The biggest Ebola outbreak in history is taking its toll in Western Africa
Sierra Leone, Liberia and Guinea are among the most vulnerable economies in Africa
The epidemic could cost the continent's economies $32 billion over the next two years
The price of cassava, a root vegetable that is a staple ingredient in Liberian diets, shot up in August.
In the Redlight Markets of Monrovia, the Ebola-stricken country’s capital, Liberians were forced to pay 150% more for cassava, a basic for flour and bread.
It’s a small example, noted by the UN Food and Agriculture Organization, which represents massive economic pain hitting the countries of West Africa. The total cost is now estimated to hit $32 billion over the next two years if it spreads to its larger neighbors, according to a World Bank report issued Wednesday.
Liberia has suffered most in the epidemic, which has killed more than 3,800 people and delivered an economic shock to some of Africa’s most vulnerable economies.
Ebola cases in Liberia and Sierra Leone could rise to between 550,000 and 1.4 million by January if there are no additional interventions, a Centers for Disease Control and Prevention report warned.
Liberia, Sierra Leone and Guinea – the three countries facing the biggest health crisis – are also facing huge bills to try and contain the virus.
The three countries’ economies had been growing. Sierra Leone, in particular, had been identified as a country with the potential for significant growth. Before the outbreak, the IMF had forecast the country to grow by over 14% in 2014. Liberia’s economy had been growing by around 10% since 2005, while Guinea had been praised by the IMF for its economic and political reforms.
Now, the World Bank estimates the outbreak will cost Sierra Leone $163 million, or 3.3% of its GDP this year. If the epidemic continues to spread, the World Bank estimates it could lose as much as 8.9% of its GDP in 2015. For Liberia, the worst case estimates of cost are $234 million, or 12% of GDP. In Guinea it’s $142 million, or 2.3% of GDP.
Inflation has also spiked in the region, fueled by uncertainty and capital flight, while exchange rates have been volatile.
Big industries suffer
Agriculture contributes 57% of Sierra Leone’s GDP, 39% of Liberia’s and 20% of Guinea’s. That slice of the economy is in trouble as the rice and maize harvests, which take place between October and December, loom. Fear of the disease, the introduction of curfews and the difficulties of transporting food are expected to have a significant impact on production, according to the UN Food and Agriculture Organization.
West Africa is also rich in iron and gold, and Western mining companies have a strong presence in the region. But Liberia, where more than 2,000 people have died from the Ebola virus, has closed all but major border crossings and introduced a temporary curfew in its attempts to contain the outbreak.
The mining industry contributes around 14% of Liberia’s economy, with international companies such as ArcelorMittal, Hummingbird, Chevron and Exxon & Total operating many of the mines.

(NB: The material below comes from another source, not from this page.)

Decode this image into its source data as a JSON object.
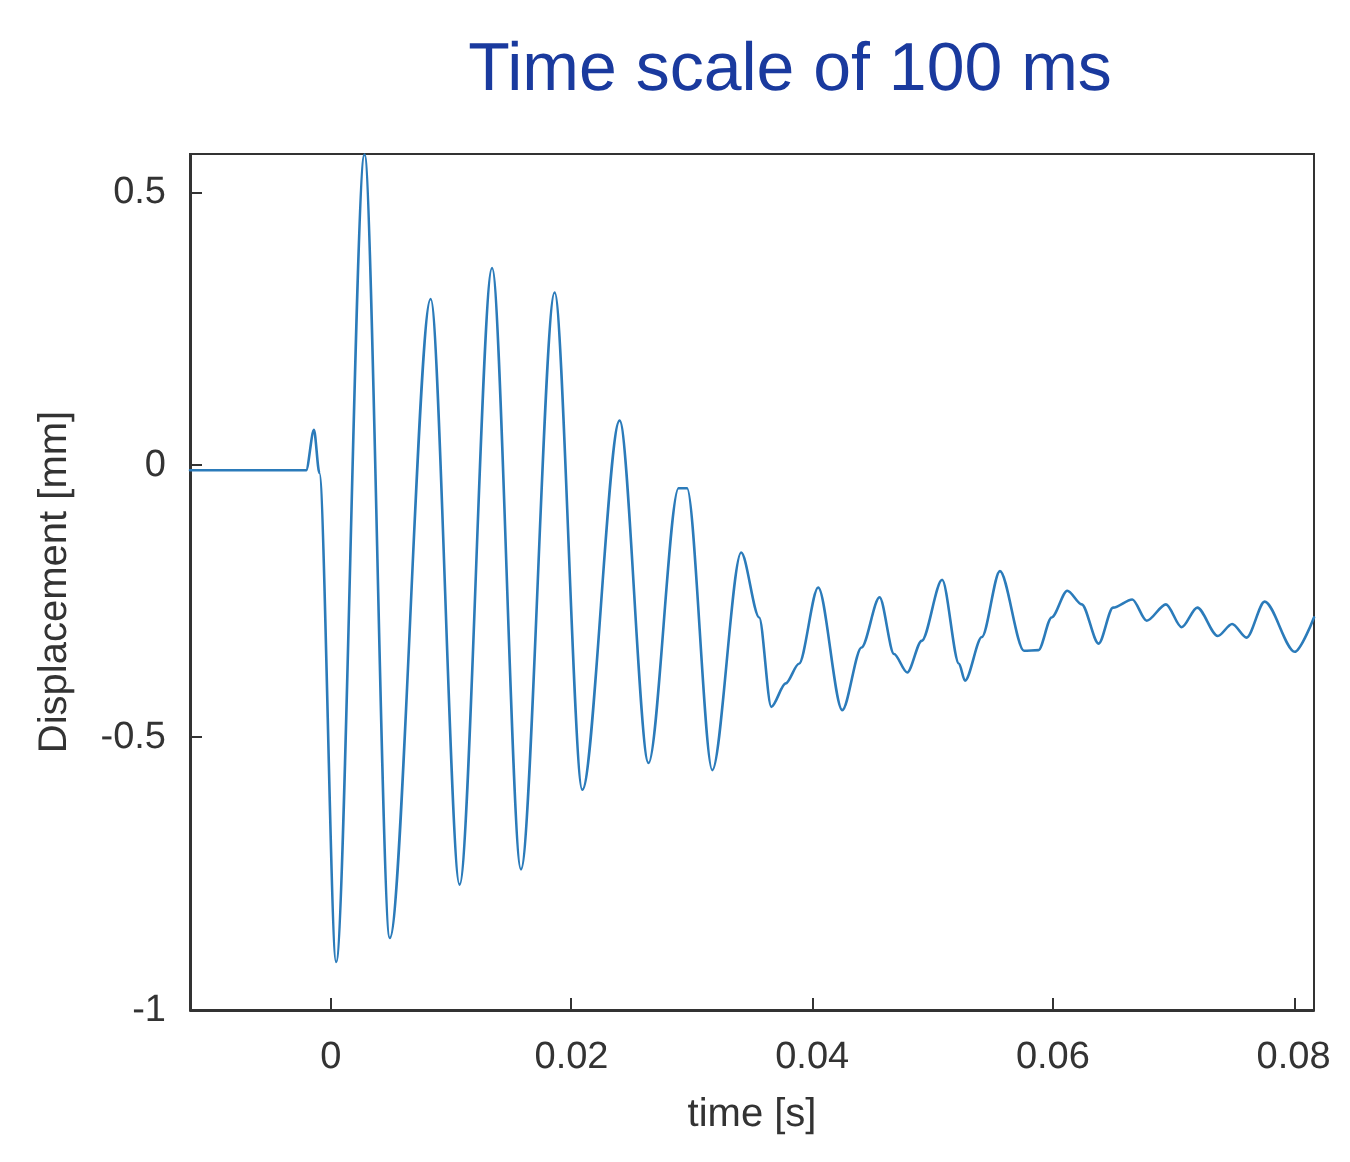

Many have imposed travel restrictions on workers and are evacuating non-essential staff from the region. If this continues, “there will be a sizable decline in production,” the World Bank said.
But it is fear that could prove the most damaging for the countries’ economies. According to Jim Yong Kim, World Bank president, the “tide of fear” triggered by the outbreak could cause 80% to 90% of the economic impact. This was the case for both the SARS and H1N1 outbreaks, and it is proving true for Ebola too.
“The fear factor from the Ebola outbreak has reduced labor force participation, closed places of employment, disrupted transportation, and motivated some government and private decision makers to close seaports and airports,” Kim said at a press conference last week.
Nearly 800 people died during the 2002 – 2004 SARS outbreak, which the World Bank estimated cost more than $40 billion in economic losses. The slowdown was mainly caused by the flight of foreign investment and a travel to affected areas falling by up to 70%.
Ebola has killed more than three times as many people so far.
The number of Ebola cases in the region could rise to between 550,000 and 1.4 million by January if there are no “additional interventions or changes in community behavior,” the Centers for Disease Control and Prevention said.
The World Bank estimates more than $1 billion is needed to contain the outbreak and avoid long-term economic disaster.